Editor, The News:
City hall staff could be in discussions with a developer, planning an infill project in your neighbourhood, and you wouldn’t even know until there is a letter on your doorstep, inviting you to come and hear all about it.
We know. Mitchell Road neighbours have been fighting an ‘overwhelming infill development for over a year.
City staff were in discussions with the developer for more than six months before we, the neighbourhood, were included in the conversation. And, by then, it was too late.
Some of the residents in our nice, quiet subdivision have been here for more than 25 years. And this is the third development that they have had to fight.
The Official Community Plan will be quoted by staff, to tell you that the city needs development. And these documents indicate that you will be included in the discussion.
Shouldn’t current residents matter more than future taxpayers?

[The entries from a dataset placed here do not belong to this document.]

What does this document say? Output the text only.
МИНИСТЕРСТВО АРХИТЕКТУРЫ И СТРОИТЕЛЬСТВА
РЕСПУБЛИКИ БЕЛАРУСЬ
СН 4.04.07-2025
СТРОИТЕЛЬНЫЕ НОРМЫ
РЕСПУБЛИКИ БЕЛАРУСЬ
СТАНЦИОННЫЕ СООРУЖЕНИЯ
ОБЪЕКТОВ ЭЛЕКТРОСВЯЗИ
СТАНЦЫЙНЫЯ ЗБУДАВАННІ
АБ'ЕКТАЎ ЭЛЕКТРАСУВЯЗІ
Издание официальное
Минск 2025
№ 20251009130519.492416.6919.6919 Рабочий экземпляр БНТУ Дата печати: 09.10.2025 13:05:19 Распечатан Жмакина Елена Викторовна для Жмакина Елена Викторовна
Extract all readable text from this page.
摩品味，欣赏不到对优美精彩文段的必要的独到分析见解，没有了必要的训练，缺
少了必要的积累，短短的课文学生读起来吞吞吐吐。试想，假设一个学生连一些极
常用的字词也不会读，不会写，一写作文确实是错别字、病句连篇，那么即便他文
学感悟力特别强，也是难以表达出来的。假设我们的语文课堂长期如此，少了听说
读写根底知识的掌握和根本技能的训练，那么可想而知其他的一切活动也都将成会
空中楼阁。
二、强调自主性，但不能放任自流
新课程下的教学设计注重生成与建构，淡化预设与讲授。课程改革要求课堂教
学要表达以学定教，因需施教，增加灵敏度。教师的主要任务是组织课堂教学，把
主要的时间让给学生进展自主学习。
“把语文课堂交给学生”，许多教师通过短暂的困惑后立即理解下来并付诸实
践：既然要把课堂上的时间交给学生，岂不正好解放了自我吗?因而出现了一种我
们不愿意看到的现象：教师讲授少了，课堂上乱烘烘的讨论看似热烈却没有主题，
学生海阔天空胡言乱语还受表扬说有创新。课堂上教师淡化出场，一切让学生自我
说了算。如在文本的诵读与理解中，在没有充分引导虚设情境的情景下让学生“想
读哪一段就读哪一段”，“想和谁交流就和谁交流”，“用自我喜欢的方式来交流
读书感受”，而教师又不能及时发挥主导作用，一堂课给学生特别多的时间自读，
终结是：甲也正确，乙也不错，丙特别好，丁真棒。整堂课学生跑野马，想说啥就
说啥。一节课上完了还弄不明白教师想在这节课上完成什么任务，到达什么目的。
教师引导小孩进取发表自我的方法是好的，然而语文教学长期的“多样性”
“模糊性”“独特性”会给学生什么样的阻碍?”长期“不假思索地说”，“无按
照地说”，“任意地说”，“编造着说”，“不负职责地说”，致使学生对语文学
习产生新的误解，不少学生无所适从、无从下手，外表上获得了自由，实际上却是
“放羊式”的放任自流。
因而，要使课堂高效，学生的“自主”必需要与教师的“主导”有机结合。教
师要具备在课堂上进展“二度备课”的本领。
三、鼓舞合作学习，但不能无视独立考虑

I thought city staff were supposed to look after the residents of their city. Not scare them to death.
There were some very angry residents at that first neighbourhood ‘development information meeting’ in November 2012.
The first proposal came in at 63 three-storey rowhomes. This would have doubled the population of our neighbourhood, and turned our quiet road into a parking lot.
After a year of attending all the city council meetings about the development, this neighbourhood is looking at a compromise of 40 two-storey homes. This is still too many units, with some serious design flaws. And, we do not know what changes will be made throughout the development permit process?
Are there any empty lots in your neighbourhood? Are there several, older, houses next to each other being rented out?
Run, don’t walk, to city hall, and start asking questions. Be tenacious, and don’t stop until you get very precise answers to your very specific questions.
The residents of this neighbourhood would invite you to stand with us at a public hearing, on Tuesday, Oct. 1 – 7 p.m., at Pitt Meadows City Hall.
Help us tell council that there need to be changes made to the system that would allow city staff to be making plans with developers that could significantly affect our neighbourhoods, without giving us a chance to voice our concerns, before it is too late.